Survivors Night at Frontier Field showcases cancer fighters' resolve

ROCHESTER, N.Y. -- A summer night at the ballpark: It’s a treasured tradition that begins with the national anthem.

However, this Friday at Frontier Field, the American flag was held by a group of cancer survivors and caregivers from the Wilmot Cancer Institute.

The cancer survivors had supporters with them for the big moment on the field, but off the field, that support can make an enormous difference.

It’s something two-time cancer survivor David Scheible knows well.

“The best way to get through such a health situation is by sticking to everybody that’s in it with you,” said Scheible, of Greece. “And banding together with everybody on the field tonight is a wonderful opportunity to show each other support.”

Both Crystal Gurney and her mother Jan were diagnosed with a rare kidney cancer. They used to come to Survivors Night every year. Crystal lost her mother in January.

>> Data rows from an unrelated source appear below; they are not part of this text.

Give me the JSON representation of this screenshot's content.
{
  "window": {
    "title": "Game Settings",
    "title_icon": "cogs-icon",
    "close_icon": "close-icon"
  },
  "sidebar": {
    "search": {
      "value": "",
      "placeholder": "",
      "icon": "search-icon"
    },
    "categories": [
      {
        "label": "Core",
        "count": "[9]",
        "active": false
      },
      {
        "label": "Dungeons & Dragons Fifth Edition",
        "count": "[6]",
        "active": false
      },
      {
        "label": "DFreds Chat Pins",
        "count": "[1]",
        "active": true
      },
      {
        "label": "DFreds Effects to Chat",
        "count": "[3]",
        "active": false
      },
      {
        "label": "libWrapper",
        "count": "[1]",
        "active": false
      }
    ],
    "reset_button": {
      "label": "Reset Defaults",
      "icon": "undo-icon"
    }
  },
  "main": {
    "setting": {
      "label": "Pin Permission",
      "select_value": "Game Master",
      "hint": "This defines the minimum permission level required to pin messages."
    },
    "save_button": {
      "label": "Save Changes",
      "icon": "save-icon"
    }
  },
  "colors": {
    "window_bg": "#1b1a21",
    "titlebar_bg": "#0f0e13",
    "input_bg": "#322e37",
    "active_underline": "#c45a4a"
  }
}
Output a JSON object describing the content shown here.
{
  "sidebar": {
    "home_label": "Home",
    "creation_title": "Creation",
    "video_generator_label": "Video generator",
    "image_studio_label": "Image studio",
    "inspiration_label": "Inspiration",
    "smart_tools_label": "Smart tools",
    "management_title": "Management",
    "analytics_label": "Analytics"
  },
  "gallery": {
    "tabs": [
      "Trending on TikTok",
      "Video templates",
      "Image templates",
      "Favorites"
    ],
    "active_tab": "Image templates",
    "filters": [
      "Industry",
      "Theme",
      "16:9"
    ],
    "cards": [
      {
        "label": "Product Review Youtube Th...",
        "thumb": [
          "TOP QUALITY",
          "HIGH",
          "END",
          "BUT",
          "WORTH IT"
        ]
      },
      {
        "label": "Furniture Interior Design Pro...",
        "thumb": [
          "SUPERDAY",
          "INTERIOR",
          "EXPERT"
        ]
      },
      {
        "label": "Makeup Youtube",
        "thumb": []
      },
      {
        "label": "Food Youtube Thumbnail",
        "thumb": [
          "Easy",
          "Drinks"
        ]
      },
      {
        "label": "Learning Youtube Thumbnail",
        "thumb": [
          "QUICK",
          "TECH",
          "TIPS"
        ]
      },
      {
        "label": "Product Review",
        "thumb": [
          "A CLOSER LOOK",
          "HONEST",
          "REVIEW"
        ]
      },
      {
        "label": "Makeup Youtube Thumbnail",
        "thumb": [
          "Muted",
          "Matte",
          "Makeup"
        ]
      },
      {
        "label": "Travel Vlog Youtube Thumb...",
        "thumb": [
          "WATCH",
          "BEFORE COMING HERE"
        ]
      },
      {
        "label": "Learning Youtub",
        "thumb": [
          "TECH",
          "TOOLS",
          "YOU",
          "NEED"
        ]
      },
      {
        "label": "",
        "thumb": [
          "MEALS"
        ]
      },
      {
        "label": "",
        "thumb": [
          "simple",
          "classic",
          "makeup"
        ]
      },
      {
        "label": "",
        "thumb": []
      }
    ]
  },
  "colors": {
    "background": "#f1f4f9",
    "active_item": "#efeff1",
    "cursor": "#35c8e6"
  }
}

“My mother was always very positive, even in the face of horrible diagnoses,” said Gurney, of Holley. “And I try really hard to remember that. Because when you get a cancer diagnosis, you kind of feel sorry for yourself for a second. But just kind of remembering this spirit of things, this camaraderie, and survivorship, and kindness to people you barely know. We have a shared experience that not everyone has.”

Organizers say it’s about finding the positive in that shared experience.

“There’s a community here in Rochester that have been impacted by cancer, survivors and caregivers,” said Tiffany Paine-Cirrincione of the Wilmot Cancer Institute. “And people looking for something positive to do from that experience. And this is one of the things we do to help with that.”

But it’s only one thing: Survivors Night at Frontier Field aims to raise awareness for the upcoming Warrior Walk September 10th.